Das neue Album von Skunk Anansie klingt dringlicher denn je. Außerdem reingehört haben wir auch bei Morcheeba, Ezra Furman, Julian Knoth und Taj Mahal & Keb' Mo.

21.05.2025 UPDATE: 25.05.2025 04:00 Uhr 3 Minuten, 1 Sekunde
Foto: dpa​

Von Steffen Rüth

"An Artist Is An Artist", macht Skunk-Anansie-Sängerin Skin gleich zu Beginn des neuen Albums deutlich. Und eine Künstlerin als solche lasse sich weder von der Menopause noch von sonstigen Begleiterscheinungen des Älterwerdens aufhalten. Deborah Anne Dyer vor fast 58 Jahren im damaligen Londoner Arbeiterstadtteil Brixton als Tochter jamaikanischer Eltern zur Welt gekommen, stellt also direkt klar, dass sie nichts, aber auch gar nichts, von ihrer geballten Energie, Wut und Überzeugungskraft verloren hat.

Skunk Anansie, die vor 30 Jahren ihr Debütalbum "Paranoid & Sunburnt" mitsamt der Karaoke-freundlichen Singles "Weak" und "Hedonism" veröffentlichten, setzten seinerzeit einen unverwechselbaren Akzent zwischen Grunge und Brit Pop. Auf Vergangenheitsverklärung haben sie deshalb aber noch lange keine Lust. "Als Künstlerin befasse ich mich nicht damit, was war, sondern mit dem, was ist und was vielleicht sein wird", so Skin.

Der Rückkehr von Oasis etwa steht die Sängerin, die mit ihrer Frau und der 2021 geborenen Tochter überwiegend in New York lebt, einigermaßen gleichgültig gegenüber. "Schön für die Brüder. Und schön für ein paar Millionen Fans, dass sie nochmal für einen Abend ihre Jugend aufleben lassen können. Aber Comebacks, die nur auf Nostalgie basieren, halte ich für unvollständig und ein wenig ermüdend. Sie hätten sich wenigstens was Neues einfallen lassen können." So wie Skunk Anansie ...

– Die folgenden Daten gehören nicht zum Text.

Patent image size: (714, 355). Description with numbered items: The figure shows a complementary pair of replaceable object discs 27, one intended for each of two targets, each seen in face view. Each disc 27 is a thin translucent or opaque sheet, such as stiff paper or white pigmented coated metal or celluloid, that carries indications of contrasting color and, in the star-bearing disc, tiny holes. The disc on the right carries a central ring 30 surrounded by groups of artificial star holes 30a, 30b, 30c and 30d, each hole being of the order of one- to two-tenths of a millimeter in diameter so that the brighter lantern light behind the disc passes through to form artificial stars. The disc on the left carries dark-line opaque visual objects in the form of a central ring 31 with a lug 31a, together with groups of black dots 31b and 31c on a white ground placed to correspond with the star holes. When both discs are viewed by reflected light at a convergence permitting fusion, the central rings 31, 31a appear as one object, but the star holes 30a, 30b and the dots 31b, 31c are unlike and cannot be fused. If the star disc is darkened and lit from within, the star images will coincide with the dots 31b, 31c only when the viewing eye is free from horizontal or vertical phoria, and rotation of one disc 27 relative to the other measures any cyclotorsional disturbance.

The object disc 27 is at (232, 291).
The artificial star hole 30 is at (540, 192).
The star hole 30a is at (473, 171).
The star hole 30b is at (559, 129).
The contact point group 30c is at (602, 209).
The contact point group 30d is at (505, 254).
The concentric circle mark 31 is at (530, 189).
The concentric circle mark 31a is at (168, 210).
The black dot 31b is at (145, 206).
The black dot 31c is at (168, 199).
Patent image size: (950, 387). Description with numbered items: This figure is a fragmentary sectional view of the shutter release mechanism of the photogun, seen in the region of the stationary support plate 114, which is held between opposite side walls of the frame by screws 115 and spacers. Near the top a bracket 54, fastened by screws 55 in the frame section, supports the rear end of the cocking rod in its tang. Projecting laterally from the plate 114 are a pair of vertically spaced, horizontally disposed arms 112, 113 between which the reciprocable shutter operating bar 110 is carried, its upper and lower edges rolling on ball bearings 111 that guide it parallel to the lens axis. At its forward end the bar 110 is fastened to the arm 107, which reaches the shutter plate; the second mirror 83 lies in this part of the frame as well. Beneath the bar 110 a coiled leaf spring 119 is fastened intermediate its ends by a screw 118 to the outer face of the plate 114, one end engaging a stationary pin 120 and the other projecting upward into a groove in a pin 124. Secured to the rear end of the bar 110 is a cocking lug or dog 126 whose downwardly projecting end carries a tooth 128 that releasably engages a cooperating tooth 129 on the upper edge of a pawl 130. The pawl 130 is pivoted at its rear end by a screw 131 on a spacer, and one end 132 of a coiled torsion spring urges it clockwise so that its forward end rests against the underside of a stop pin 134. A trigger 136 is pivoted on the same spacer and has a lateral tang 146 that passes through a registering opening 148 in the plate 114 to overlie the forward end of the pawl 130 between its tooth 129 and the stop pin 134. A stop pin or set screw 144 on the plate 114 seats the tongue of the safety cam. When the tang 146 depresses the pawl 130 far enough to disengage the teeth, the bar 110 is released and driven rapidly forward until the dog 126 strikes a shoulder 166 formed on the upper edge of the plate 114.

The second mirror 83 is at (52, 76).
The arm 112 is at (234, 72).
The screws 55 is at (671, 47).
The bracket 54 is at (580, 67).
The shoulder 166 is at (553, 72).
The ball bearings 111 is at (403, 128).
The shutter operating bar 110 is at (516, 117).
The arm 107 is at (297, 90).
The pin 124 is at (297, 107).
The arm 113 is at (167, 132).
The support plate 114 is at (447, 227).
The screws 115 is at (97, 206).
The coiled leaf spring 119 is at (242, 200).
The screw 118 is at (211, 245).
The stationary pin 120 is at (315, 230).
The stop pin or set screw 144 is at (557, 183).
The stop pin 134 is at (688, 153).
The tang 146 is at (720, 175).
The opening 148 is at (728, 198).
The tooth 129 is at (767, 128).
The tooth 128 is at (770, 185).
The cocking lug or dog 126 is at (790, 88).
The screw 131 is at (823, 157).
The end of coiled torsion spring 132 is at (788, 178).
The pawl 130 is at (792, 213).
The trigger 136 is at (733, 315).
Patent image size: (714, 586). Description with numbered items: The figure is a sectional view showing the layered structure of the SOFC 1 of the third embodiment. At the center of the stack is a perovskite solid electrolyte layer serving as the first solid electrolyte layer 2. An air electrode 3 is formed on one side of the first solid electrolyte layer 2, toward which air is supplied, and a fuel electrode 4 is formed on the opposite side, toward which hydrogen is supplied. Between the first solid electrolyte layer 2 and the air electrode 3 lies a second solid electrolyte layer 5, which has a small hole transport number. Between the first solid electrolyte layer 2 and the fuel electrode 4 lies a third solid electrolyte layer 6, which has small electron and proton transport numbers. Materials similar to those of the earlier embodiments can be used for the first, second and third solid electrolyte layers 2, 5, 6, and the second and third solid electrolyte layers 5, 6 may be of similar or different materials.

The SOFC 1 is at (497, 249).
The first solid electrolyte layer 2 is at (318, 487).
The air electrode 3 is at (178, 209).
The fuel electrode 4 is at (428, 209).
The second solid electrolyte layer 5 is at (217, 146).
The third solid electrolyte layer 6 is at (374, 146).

Seit dem vorherigen Album "Anarchytecture" sind auch schon wieder neun Jahre ins Land gezogen, in denen die Leben der Mitglieder Skin, Ace, Cass und Mark Richardson von Freude, Verlust und Veränderung durchzogen waren. "Wir wären beinahe für immer auseinandergegangen", berichtet Skin. Taten sie aber nicht. Stattdessen erarbeiteten sie zehn Songs, die sich zwischen unbarmherzig ("This Is Not Your Life"), dystopisch-verführerisch ("Animal") euphorisch ("Cheers") und episch ("My Greatest Moment") bewegen.

"The Painful Truth" ist eine dieser Platten, die man laut hören sollte. Die Songs hauen rein, sie berühren – manchen gelingt sogar beides gleichzeitig ("Meltdown"). Ein, zwei Prisen Experimentierfreude stecken drin. Doch im Grunde – dafür sorgt schon Skins einzigartige Stimme – klingt "The Painful Truth" im allerbesten Sinne vertraut.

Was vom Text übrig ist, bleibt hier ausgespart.